(560he) Investigation on Control of Surface Reactivity Towards Carbon, Oxygen, and Hydrogen of Intermetallic Compounds in Wet Reforming of Hydrocarbons and Oxygenates

Song, Y., University of Tennessee
He, Y., University of Tennessee
Laursen, S., University of Tennessee
The heterogeneous catalysis community has long been married to late transition metal catalysts for hydrocarbon reforming despite significant issues with coke formation, catalyst deactivation, and the need for high temperatures and water-rich feed. It is proposed that the focus on late transition metal catalysts has polarized our understanding of the mechanism and that materials that present higher surface reactivity towards O and H and lower towards C may be beneficial in the reaction. It has already been shown by others that the addition of a secondary catalytic element with elevated reactivity towards O can limit coke formation and enhance overall activity. However, the catalyst formulations often produced active portions of the catalyst that could not be effectively characterized, e.g., a surface alloy or off-stoichiometric intermetallic compound.
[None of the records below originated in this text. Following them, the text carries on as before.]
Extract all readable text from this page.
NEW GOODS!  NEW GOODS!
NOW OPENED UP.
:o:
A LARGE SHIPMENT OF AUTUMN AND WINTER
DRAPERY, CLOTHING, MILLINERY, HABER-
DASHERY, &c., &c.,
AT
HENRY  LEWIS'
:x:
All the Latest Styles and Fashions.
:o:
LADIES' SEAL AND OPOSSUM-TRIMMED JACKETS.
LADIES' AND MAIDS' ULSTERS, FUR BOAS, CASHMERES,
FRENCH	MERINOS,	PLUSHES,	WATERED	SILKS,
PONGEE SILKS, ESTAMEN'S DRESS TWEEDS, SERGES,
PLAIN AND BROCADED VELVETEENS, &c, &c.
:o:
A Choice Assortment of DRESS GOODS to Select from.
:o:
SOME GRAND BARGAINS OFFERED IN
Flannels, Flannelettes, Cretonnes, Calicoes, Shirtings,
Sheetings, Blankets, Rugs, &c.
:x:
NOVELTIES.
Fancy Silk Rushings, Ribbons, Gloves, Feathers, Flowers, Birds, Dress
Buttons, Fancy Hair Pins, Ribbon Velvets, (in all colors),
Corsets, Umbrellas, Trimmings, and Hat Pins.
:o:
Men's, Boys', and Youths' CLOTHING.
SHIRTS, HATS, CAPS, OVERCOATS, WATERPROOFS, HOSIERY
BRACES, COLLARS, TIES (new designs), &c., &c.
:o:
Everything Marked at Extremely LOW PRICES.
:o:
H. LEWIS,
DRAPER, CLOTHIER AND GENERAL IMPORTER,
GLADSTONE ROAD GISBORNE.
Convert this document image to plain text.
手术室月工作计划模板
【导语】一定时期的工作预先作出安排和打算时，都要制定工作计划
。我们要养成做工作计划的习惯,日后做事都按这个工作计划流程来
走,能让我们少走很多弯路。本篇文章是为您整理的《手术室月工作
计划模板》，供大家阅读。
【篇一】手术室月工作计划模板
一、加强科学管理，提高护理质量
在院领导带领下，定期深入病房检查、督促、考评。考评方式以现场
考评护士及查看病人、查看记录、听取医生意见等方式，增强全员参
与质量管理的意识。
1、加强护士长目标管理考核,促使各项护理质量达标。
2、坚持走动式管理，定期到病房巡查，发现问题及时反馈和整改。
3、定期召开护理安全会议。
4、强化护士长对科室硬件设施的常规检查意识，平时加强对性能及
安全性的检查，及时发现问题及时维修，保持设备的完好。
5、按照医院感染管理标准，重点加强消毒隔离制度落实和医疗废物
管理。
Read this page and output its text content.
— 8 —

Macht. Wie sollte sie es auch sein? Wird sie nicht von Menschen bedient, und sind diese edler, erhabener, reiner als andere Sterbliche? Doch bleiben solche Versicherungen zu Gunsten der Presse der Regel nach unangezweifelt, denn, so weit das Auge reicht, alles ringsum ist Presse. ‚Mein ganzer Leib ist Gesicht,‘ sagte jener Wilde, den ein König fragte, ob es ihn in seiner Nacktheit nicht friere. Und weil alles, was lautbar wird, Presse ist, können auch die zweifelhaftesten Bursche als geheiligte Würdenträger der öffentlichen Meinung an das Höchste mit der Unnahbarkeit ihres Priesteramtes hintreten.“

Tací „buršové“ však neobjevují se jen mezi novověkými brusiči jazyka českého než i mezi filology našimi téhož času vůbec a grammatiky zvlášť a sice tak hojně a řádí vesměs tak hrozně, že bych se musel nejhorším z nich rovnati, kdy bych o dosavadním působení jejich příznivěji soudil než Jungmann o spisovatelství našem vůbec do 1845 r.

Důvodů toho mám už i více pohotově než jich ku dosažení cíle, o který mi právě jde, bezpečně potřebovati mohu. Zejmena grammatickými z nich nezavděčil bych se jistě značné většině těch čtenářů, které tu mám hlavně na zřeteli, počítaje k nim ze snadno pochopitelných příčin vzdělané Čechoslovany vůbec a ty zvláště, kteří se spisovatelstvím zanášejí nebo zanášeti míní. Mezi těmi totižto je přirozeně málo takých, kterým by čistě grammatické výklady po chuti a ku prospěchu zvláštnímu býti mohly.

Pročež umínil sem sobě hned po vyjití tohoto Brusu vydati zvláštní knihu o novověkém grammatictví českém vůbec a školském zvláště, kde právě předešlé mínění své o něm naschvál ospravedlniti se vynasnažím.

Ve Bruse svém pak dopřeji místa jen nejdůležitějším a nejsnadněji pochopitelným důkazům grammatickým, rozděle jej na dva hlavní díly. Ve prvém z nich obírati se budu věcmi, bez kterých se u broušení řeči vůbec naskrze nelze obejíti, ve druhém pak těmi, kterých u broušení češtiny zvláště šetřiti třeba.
Our approach is to utilize supported intermetallic compound solid nanoparticles (Ni+Ga/SiO2) with well-defined bulk and surface compositions to build in the favorable properties already demonstrated but also benefit from more stable particles and quite tunable surface chemistry towards C, O, and H. Quantum chemical surface reaction modeling indicated that surface reactivity towards carbon, oxygen, and hydrogen could be tuned via p-block element selection as well as adjustment of the bulk and surface compositions. These features allowed for control of the dissociation of propane and H2O and surface reactions of H-transfer, H2 evolution, and carbon oxidation steps. Experimentally, suits of IMCs with controllable bulk and surface composition as well as particle size were successfully used in the reaction. Significantly improved H2 selectivity and catalyst stability were achieved as well as comparable overall rates of reaction. The selectivity of CO vs. CO2 could also be controlled from a 1:1 H2:CO synthesis gas ratio to a CO-lean H2/CO2 composition. These studies and the new understanding of IMC surface chemistry developed can be extended to aid in the development of small-oxygenate reforming, biomass deoxygenation, and controlled hydrogenation catalysts.